Walk more & stand often
When we sit our bodies burn less calories (Levine et al 2005). When we sit for long periods of time regularly, this can lead to weight gain. Standing to read, or take phone calls, or just watch your kids sport, can really help to burn extra calories – sometimes up to an extra 100-200 calories over an afternoon (Buckley et al 2014)

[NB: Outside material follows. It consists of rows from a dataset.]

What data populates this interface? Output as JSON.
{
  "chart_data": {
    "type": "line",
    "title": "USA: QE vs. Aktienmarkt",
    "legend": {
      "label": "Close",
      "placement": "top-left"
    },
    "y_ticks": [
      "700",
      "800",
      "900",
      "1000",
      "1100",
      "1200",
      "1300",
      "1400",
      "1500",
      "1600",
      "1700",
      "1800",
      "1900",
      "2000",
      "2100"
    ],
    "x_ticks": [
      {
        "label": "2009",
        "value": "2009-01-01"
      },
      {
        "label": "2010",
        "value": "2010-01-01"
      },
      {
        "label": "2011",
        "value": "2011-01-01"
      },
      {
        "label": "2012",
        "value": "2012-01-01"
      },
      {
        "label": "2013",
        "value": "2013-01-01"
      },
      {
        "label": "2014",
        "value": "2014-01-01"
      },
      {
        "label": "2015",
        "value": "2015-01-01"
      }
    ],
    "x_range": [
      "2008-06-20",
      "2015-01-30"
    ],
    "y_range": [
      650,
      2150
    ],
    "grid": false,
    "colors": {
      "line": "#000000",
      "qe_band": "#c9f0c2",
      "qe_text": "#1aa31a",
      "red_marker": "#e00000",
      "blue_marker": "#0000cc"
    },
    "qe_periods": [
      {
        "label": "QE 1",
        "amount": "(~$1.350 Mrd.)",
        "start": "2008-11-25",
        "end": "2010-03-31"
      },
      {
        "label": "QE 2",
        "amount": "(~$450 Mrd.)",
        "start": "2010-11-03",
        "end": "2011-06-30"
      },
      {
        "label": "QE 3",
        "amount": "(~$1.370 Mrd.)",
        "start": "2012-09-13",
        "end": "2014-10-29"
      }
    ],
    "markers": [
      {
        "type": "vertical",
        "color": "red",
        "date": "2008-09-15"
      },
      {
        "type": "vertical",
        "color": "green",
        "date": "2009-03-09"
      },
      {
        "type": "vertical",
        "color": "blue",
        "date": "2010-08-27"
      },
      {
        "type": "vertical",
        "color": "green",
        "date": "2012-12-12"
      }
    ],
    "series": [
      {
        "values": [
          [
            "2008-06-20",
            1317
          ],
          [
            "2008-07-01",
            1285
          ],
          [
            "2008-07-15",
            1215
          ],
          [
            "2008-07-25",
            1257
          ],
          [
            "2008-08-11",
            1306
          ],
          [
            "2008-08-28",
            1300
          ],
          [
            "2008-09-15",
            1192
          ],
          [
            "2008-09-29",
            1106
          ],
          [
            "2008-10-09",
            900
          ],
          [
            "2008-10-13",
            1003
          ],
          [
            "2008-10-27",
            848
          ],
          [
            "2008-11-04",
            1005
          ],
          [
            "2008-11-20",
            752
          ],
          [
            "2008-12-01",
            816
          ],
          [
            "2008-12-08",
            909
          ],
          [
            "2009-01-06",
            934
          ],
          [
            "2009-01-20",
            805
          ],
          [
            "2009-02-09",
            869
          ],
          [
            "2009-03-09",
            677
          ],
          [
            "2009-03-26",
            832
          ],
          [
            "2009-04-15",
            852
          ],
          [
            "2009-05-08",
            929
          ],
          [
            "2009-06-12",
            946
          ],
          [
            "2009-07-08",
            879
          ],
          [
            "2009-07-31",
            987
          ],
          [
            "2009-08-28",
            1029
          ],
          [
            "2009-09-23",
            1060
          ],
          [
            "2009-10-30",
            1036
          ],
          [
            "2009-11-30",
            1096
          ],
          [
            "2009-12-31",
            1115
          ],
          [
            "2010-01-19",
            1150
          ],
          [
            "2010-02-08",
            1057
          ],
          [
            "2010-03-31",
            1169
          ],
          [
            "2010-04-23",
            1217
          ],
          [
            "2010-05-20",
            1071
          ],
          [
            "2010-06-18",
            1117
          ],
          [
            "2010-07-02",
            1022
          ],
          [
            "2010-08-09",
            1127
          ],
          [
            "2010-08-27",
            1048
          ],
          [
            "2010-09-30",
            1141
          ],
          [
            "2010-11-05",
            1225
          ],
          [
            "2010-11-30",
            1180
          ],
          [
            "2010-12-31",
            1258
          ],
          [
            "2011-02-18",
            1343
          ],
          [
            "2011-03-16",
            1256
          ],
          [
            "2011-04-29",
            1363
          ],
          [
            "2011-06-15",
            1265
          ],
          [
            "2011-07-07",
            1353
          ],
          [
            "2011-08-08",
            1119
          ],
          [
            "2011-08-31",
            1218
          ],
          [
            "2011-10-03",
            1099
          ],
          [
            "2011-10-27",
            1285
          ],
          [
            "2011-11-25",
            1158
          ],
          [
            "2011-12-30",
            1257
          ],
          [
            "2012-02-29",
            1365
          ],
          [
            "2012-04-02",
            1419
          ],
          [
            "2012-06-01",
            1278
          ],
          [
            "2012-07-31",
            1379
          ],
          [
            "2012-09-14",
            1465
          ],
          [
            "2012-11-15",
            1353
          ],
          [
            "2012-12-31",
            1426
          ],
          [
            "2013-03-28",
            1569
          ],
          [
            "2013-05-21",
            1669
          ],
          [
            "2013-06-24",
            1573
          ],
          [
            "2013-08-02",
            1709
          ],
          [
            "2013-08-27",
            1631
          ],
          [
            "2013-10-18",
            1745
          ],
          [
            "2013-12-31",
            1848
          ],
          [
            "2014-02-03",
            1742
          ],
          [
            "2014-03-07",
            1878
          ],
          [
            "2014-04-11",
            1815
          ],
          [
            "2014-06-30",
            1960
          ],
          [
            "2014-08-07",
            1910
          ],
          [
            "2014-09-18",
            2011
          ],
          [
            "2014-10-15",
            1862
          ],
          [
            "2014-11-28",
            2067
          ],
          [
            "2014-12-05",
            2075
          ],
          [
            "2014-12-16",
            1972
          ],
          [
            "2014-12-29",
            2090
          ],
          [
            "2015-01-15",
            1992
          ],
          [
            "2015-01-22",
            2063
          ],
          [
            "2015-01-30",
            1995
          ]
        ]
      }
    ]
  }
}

Walking is another way to burn calories, as often it’s incidental exercise that is lacking in our days. Even if we do a workout each morning, but then follow it with sitting down all day, our calories burned are a lot lower than ideal. Try and achieve a minimum of 10,000 steps a day for good health and weight management. Little things like walking an extra stop off the bus, walking the kids to school and back, walking in your lunch break, or walking for 30-45 minutes in the morning, can really rev up your metabolism.
Lack of sleep can negatively affect metabolism and can be a major cause of obesity (Markwald et al 2013). Sleep deprivation can also lead to increased blood sugar levels and insulin resistance (Sharma & Kavuru 2010). Lack of sleep can also boost the hunger hormone ghrelin and reduce the fullness hormone leptin (Spiegel et al 2004) which could explain why improved sleep has also been found to reduce the intake of carbs and fats compared to periods of sleep deprivation, leading to weight loss (Markwald).